But as regards Putin’s answer, it was very solid. It was very self-confident. And it was comprehensive, I’d say. Russia is doing better, and not just Russia is doing better, and that Russia is producing, this military industrial complex has ramped up and is producing more material relevant to the war of attrition that’s going on now than all of NATO and the US combined can do. But in fact, Russia is doing it effectively, efficiently, and watching its costs.

20:15
Whereas NATO, as he said, in the two years since the start of the war, the cost of each 155-millimeter artillery shell has quadrupled. As he said, the net result of the soaring costs of military production in the West is that the NATO countries would now have to put up three percent of their GDP just to stand in place, to cover their contributions to NATO’s overall expenses.

Napollitano:
They’ll never be able to afford that. That’s an extraordinary number.

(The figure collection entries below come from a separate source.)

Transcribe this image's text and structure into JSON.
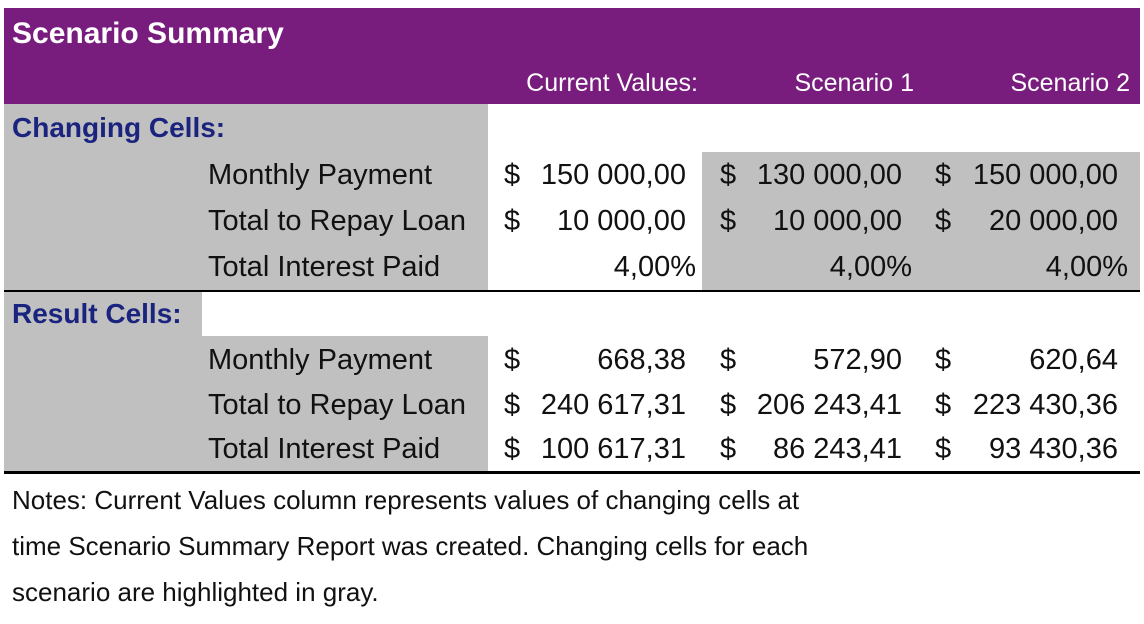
{
  "report": {
    "title": "Scenario Summary",
    "columns": [
      "Current Values:",
      "Scenario 1",
      "Scenario 2"
    ],
    "changing_cells": {
      "label": "Changing Cells:",
      "rows": [
        {
          "label": "Monthly Payment",
          "values": [
            {
              "currency": "$",
              "amount": "150 000,00"
            },
            {
              "currency": "$",
              "amount": "130 000,00"
            },
            {
              "currency": "$",
              "amount": "150 000,00"
            }
          ]
        },
        {
          "label": "Total to Repay Loan",
          "values": [
            {
              "currency": "$",
              "amount": "10 000,00"
            },
            {
              "currency": "$",
              "amount": "10 000,00"
            },
            {
              "currency": "$",
              "amount": "20 000,00"
            }
          ]
        },
        {
          "label": "Total Interest Paid",
          "values": [
            {
              "currency": "",
              "amount": "4,00%"
            },
            {
              "currency": "",
              "amount": "4,00%"
            },
            {
              "currency": "",
              "amount": "4,00%"
            }
          ]
        }
      ]
    },
    "result_cells": {
      "label": "Result Cells:",
      "rows": [
        {
          "label": "Monthly Payment",
          "values": [
            {
              "currency": "$",
              "amount": "668,38"
            },
            {
              "currency": "$",
              "amount": "572,90"
            },
            {
              "currency": "$",
              "amount": "620,64"
            }
          ]
        },
        {
          "label": "Total to Repay Loan",
          "values": [
            {
              "currency": "$",
              "amount": "240 617,31"
            },
            {
              "currency": "$",
              "amount": "206 243,41"
            },
            {
              "currency": "$",
              "amount": "223 430,36"
            }
          ]
        },
        {
          "label": "Total Interest Paid",
          "values": [
            {
              "currency": "$",
              "amount": "100 617,31"
            },
            {
              "currency": "$",
              "amount": "86 243,41"
            },
            {
              "currency": "$",
              "amount": "93 430,36"
            }
          ]
        }
      ]
    },
    "notes": [
      "Notes:  Current Values column represents values of changing cells at",
      "time Scenario Summary Report was created.  Changing cells for each",
      "scenario are highlighted in gray."
    ]
  },
  "colors": {
    "header": "#781c7e",
    "changing_cell": "#c0c0c0",
    "section_label": "#1a237e"
  }
}
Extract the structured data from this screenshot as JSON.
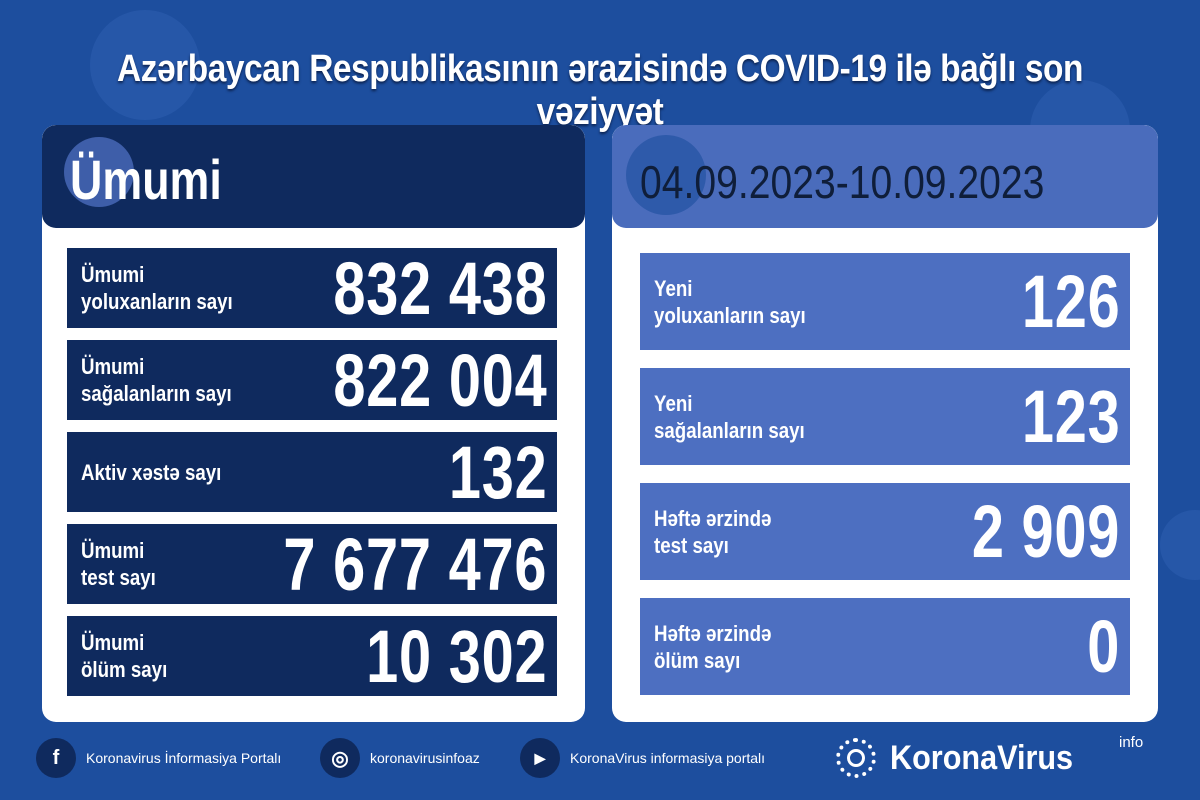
{
  "title": "Azərbaycan Respublikasının ərazisində COVID-19 ilə bağlı son vəziyyət",
  "left": {
    "heading": "Ümumi",
    "rows": [
      {
        "label": "Ümumi\nyoluxanların sayı",
        "value": "832 438"
      },
      {
        "label": "Ümumi\nsağalanların sayı",
        "value": "822 004"
      },
      {
        "label": "Aktiv xəstə sayı",
        "value": "132"
      },
      {
        "label": "Ümumi\ntest sayı",
        "value": "7 677 476"
      },
      {
        "label": "Ümumi\nölüm sayı",
        "value": "10 302"
      }
    ]
  },
  "right": {
    "heading": "04.09.2023-10.09.2023",
    "rows": [
      {
        "label": "Yeni\nyoluxanların sayı",
        "value": "126"
      },
      {
        "label": "Yeni\nsağalanların sayı",
        "value": "123"
      },
      {
        "label": "Həftə ərzində\ntest sayı",
        "value": "2 909"
      },
      {
        "label": "Həftə ərzində\nölüm sayı",
        "value": "0"
      }
    ]
  },
  "footer": {
    "facebook": "Koronavirus İnformasiya Portalı",
    "instagram": "koronavirusinfoaz",
    "youtube": "KoronaVirus informasiya portalı"
  },
  "brand": {
    "name": "KoronaVirus",
    "sup": "info"
  },
  "colors": {
    "background": "#1d4e9e",
    "navy": "#0f2a5e",
    "light_blue": "#4d6fc1"
  }
}
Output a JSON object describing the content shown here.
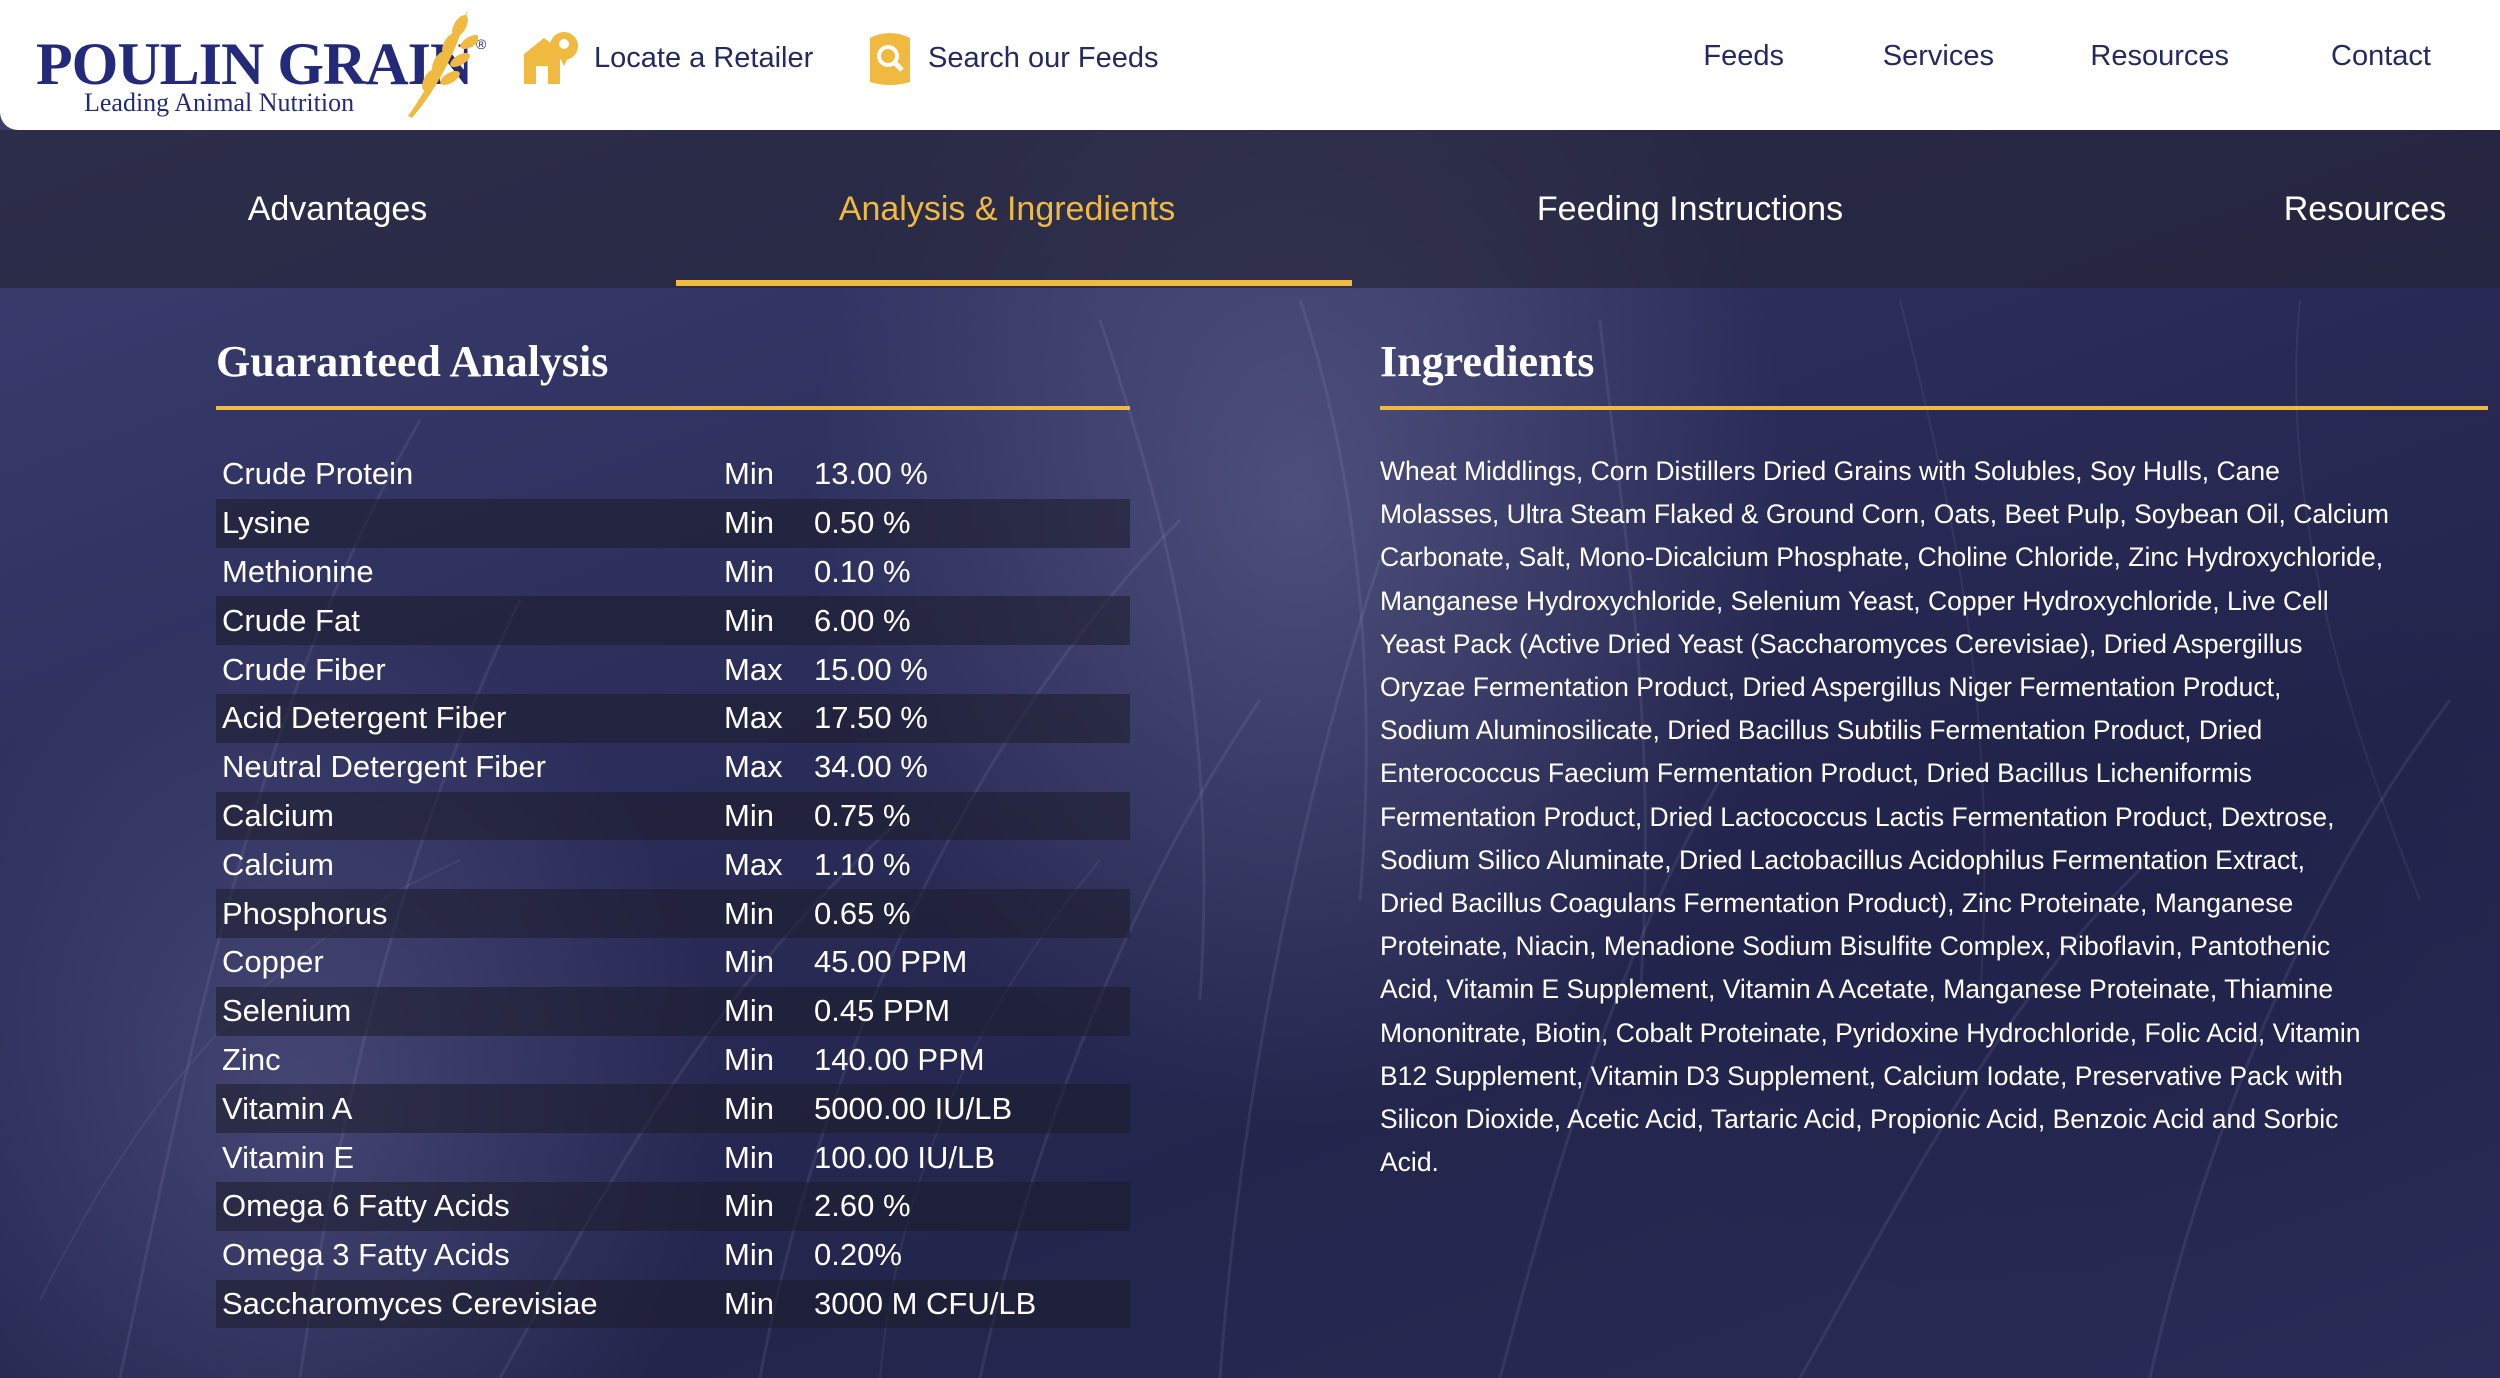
{
  "header": {
    "logo": {
      "name": "POULIN GRAIN",
      "registered": "®",
      "tagline": "Leading Animal Nutrition"
    },
    "utility_links": [
      {
        "label": "Locate a Retailer",
        "icon": "store-pin-icon"
      },
      {
        "label": "Search our Feeds",
        "icon": "search-icon"
      }
    ],
    "nav": [
      "Feeds",
      "Services",
      "Resources",
      "Contact"
    ]
  },
  "tabs": {
    "items": [
      "Advantages",
      "Analysis & Ingredients",
      "Feeding Instructions",
      "Resources"
    ],
    "active": "Analysis & Ingredients"
  },
  "analysis": {
    "title": "Guaranteed Analysis",
    "rows": [
      {
        "nutrient": "Crude Protein",
        "basis": "Min",
        "amount": "13.00 %"
      },
      {
        "nutrient": "Lysine",
        "basis": "Min",
        "amount": "0.50 %"
      },
      {
        "nutrient": "Methionine",
        "basis": "Min",
        "amount": "0.10 %"
      },
      {
        "nutrient": "Crude Fat",
        "basis": "Min",
        "amount": "6.00 %"
      },
      {
        "nutrient": "Crude Fiber",
        "basis": "Max",
        "amount": "15.00 %"
      },
      {
        "nutrient": "Acid Detergent Fiber",
        "basis": "Max",
        "amount": "17.50 %"
      },
      {
        "nutrient": "Neutral Detergent Fiber",
        "basis": "Max",
        "amount": "34.00 %"
      },
      {
        "nutrient": "Calcium",
        "basis": "Min",
        "amount": "0.75 %"
      },
      {
        "nutrient": "Calcium",
        "basis": "Max",
        "amount": "1.10 %"
      },
      {
        "nutrient": "Phosphorus",
        "basis": "Min",
        "amount": "0.65 %"
      },
      {
        "nutrient": "Copper",
        "basis": "Min",
        "amount": "45.00 PPM"
      },
      {
        "nutrient": "Selenium",
        "basis": "Min",
        "amount": "0.45 PPM"
      },
      {
        "nutrient": "Zinc",
        "basis": "Min",
        "amount": "140.00 PPM"
      },
      {
        "nutrient": "Vitamin A",
        "basis": "Min",
        "amount": "5000.00 IU/LB"
      },
      {
        "nutrient": "Vitamin E",
        "basis": "Min",
        "amount": "100.00 IU/LB"
      },
      {
        "nutrient": "Omega 6 Fatty Acids",
        "basis": "Min",
        "amount": "2.60 %"
      },
      {
        "nutrient": "Omega 3 Fatty Acids",
        "basis": "Min",
        "amount": "0.20%"
      },
      {
        "nutrient": "Saccharomyces Cerevisiae",
        "basis": "Min",
        "amount": "3000 M CFU/LB"
      }
    ]
  },
  "ingredients": {
    "title": "Ingredients",
    "lines": [
      "Wheat Middlings, Corn Distillers Dried Grains with Solubles, Soy Hulls, Cane",
      "Molasses, Ultra Steam Flaked & Ground Corn, Oats, Beet Pulp, Soybean Oil, Calcium",
      "Carbonate, Salt, Mono-Dicalcium Phosphate, Choline Chloride, Zinc Hydroxychloride,",
      "Manganese Hydroxychloride, Selenium Yeast, Copper Hydroxychloride, Live Cell",
      "Yeast Pack (Active Dried Yeast (Saccharomyces Cerevisiae), Dried Aspergillus",
      "Oryzae Fermentation Product, Dried Aspergillus Niger Fermentation Product,",
      "Sodium Aluminosilicate, Dried Bacillus Subtilis Fermentation Product, Dried",
      "Enterococcus Faecium Fermentation Product, Dried Bacillus Licheniformis",
      "Fermentation Product, Dried Lactococcus Lactis Fermentation Product, Dextrose,",
      "Sodium Silico Aluminate, Dried Lactobacillus Acidophilus Fermentation Extract,",
      "Dried Bacillus Coagulans Fermentation Product), Zinc Proteinate, Manganese",
      "Proteinate, Niacin, Menadione Sodium Bisulfite Complex, Riboflavin, Pantothenic",
      "Acid, Vitamin E Supplement, Vitamin A Acetate, Manganese Proteinate, Thiamine",
      "Mononitrate, Biotin, Cobalt Proteinate, Pyridoxine Hydrochloride, Folic Acid, Vitamin",
      "B12 Supplement, Vitamin D3 Supplement, Calcium Iodate, Preservative Pack with",
      "Silicon Dioxide, Acetic Acid, Tartaric Acid, Propionic Acid, Benzoic Acid and Sorbic",
      "Acid."
    ]
  },
  "colors": {
    "accent": "#f0b93f",
    "brand_navy": "#232a7a",
    "nav_text": "#232a60"
  }
}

Professor Doctorow, I must run. Thank you for your time. Thank you for all you did for us in 2024. Merry Christmas and happy New Year to you and your family. I hope and trust you’ll be back with us in the new year just two weeks from now.

Doctorow:
Okay, I look forward to it as well. And a Merry Christmas to you and viewers of the show and a good 2025.

Napolitano:
Thank you, my dear friend. All the best to you. Coming up later today: at one o’clock this afternoon, the former British diplomat who has a lot to say about what Professor Doctorow was just discussing, Ian Proud. At two o’clock, Colonel Larry Wilkerson. At three o’clock, Professor John Mearsheimer.

21:34
Judge Napolitano for “Judging Freedom”.